Tuesday, October 1, 2013

Treadmills, bees and apples

My left eye is improving by leaps and bounds.  I walked on the treadmill at the gym.  This is the view from my "regular" ride.
I see a lot from up here.  I see busted up men and women coming in for physical rehab.  Some of the busted up people are really old.  Some of them are middle age.  A few are young. Most of the couples are touching in their concern for each other.  I see moms coming in for appointments and bringing rafts of kids.  I saw 4 year old boys doing very proficient cartwheels in the parking lot.  I see Farmer's market on Fridays.

I watch traffic streaming along M-50.

After dropping off my gym partner I ran the 4.5 mile run and was not bothered by my eye.  Yeah!

Captain

Late the other night, before I caught the sharp stick in the eye, I got a call on my cell phone from Captain.

"Are you home?" he asked.

"Yup."  I said.

"Don't go anywhere.  I am on my way over."  he said.

It turns out that he found ANOTHER feral beehive.  He waited until dark thinking things would go better.  They had settled into an old speaker box that somebody had pitched into the tall weeds.  He carefully placed the speaker box in a top-bar hive, placed the top-bar hive atop some swim noodles for padding in the back of his Gator and started driving this way.

The bees did not like his script and started improvising.  He was on the Gator getting stung when he called me.

He whipped up the driveway and stopped in front of the garage.  He leapt off the Gator and dashed inside.

"They are yours now.  Bring the Gator back in the morning."  he said.

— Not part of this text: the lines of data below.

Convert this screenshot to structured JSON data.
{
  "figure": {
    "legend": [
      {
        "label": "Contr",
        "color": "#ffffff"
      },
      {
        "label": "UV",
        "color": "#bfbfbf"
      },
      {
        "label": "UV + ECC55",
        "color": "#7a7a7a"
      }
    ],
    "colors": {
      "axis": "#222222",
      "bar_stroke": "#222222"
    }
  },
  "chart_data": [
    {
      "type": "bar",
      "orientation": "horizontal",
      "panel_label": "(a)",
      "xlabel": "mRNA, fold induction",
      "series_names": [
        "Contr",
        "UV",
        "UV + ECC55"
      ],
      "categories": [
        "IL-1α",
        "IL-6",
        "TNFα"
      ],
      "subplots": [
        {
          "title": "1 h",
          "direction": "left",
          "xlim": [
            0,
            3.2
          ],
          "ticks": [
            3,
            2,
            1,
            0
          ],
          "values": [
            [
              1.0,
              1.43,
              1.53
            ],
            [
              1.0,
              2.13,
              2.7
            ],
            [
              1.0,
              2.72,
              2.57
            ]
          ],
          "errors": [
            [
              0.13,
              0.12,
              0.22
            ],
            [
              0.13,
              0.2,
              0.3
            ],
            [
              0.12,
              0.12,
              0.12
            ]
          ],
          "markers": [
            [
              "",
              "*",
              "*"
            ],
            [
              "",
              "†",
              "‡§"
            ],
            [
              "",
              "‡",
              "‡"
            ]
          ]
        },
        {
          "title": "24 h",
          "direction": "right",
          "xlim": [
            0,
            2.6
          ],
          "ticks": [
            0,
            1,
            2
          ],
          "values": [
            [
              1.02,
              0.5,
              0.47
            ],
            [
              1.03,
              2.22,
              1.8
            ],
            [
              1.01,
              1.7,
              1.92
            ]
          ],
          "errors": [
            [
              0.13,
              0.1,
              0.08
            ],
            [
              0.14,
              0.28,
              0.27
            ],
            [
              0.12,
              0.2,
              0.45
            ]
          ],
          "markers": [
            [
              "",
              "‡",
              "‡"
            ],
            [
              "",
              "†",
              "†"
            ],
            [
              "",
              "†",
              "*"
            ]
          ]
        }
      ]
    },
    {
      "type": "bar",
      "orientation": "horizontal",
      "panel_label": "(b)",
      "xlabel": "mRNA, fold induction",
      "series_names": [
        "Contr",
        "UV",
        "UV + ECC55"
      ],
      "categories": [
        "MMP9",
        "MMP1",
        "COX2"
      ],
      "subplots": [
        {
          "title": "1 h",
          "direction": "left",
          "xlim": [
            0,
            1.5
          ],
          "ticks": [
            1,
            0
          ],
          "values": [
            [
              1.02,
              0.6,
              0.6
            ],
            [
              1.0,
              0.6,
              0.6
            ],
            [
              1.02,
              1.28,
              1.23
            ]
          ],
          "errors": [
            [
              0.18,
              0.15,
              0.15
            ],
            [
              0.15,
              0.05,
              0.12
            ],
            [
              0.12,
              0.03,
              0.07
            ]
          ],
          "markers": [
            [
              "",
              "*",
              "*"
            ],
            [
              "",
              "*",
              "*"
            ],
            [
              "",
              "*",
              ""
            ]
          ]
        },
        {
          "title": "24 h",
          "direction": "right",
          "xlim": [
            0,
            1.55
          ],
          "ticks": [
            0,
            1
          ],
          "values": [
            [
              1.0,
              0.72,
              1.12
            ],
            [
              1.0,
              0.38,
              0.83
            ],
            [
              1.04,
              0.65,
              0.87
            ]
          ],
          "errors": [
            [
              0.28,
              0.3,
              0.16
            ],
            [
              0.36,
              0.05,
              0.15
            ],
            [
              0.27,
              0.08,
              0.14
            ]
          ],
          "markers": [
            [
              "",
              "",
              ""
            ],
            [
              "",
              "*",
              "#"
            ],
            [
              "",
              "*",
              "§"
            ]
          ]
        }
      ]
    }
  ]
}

I put on a face net and some winter cover-alls.  I got on the Gator and moved them out of my driveway and next to a barn.

The speaker is too big to fit inside the top-bar hive so the lid does not fit.  One of the noodles did not make it back inside the Gator.

I am now the proud owner of four bee hives.  Two of them are courtesy of Captain.  I may have to buy him a bottle of snake bite medicine....or bee sting medicine.  I understand Wild Turkey Rare Breed is good stuff.

Apple seedlings

One of the joys of my life is sampling apples from apple seedlings as they come into bearing.  I am the first human being to taste them and I get an explorer's thrill.  Goldrush seedlings continue to impress.  You can never really know who the papa was, but in my orchard it is a good bet that Melrouge fathered a goodly percentage of the Goldrush seedlings.
 
The seedlings are late.  They are hard.  They have quite a bit of starch (powdery flesh) that will turn to sugar as they age so they should increase in sweetness.  They hang tenaciously. Size is adequate. I tagged two trees with green flutter tape to keep track of them.
 
It is a pity that my camera cannot capture the flavors of these apples.

Dry Firing 

I started doing some dry firing.

One of this blog's mottos is "Too poor to paint and too proud to whitewash.", so what you hear will not be pretty.

Like many people in the hinterboonies, I have at least one shooting iron squirreled away in a place where it might come in handy.  That is one of the guns I decided to dry fire.

Well, the locks on the lock-box were distinctly gritty and did not turn smoothly.  Hmmm!  Make a note to lubricate them.  

Once out of the box, I noticed that the hog-leg was missing the cylinder.  My memory is that, at one time, it seemed advisable to have an additional degree of separation due to unpredictable kid behaviors.  Dang, where is that cylinder.  

Fifty-eight seconds later the cylinder was located and installed.  That would have taken much longer on a dark night with a goblin knocking on the door.  We are going to have to rethink that. 

Dry firing drills were executed.  Locks were lubricated with ATF.  Gun was stowed with the cylinder in place.  Lock box was stowed in its designated place.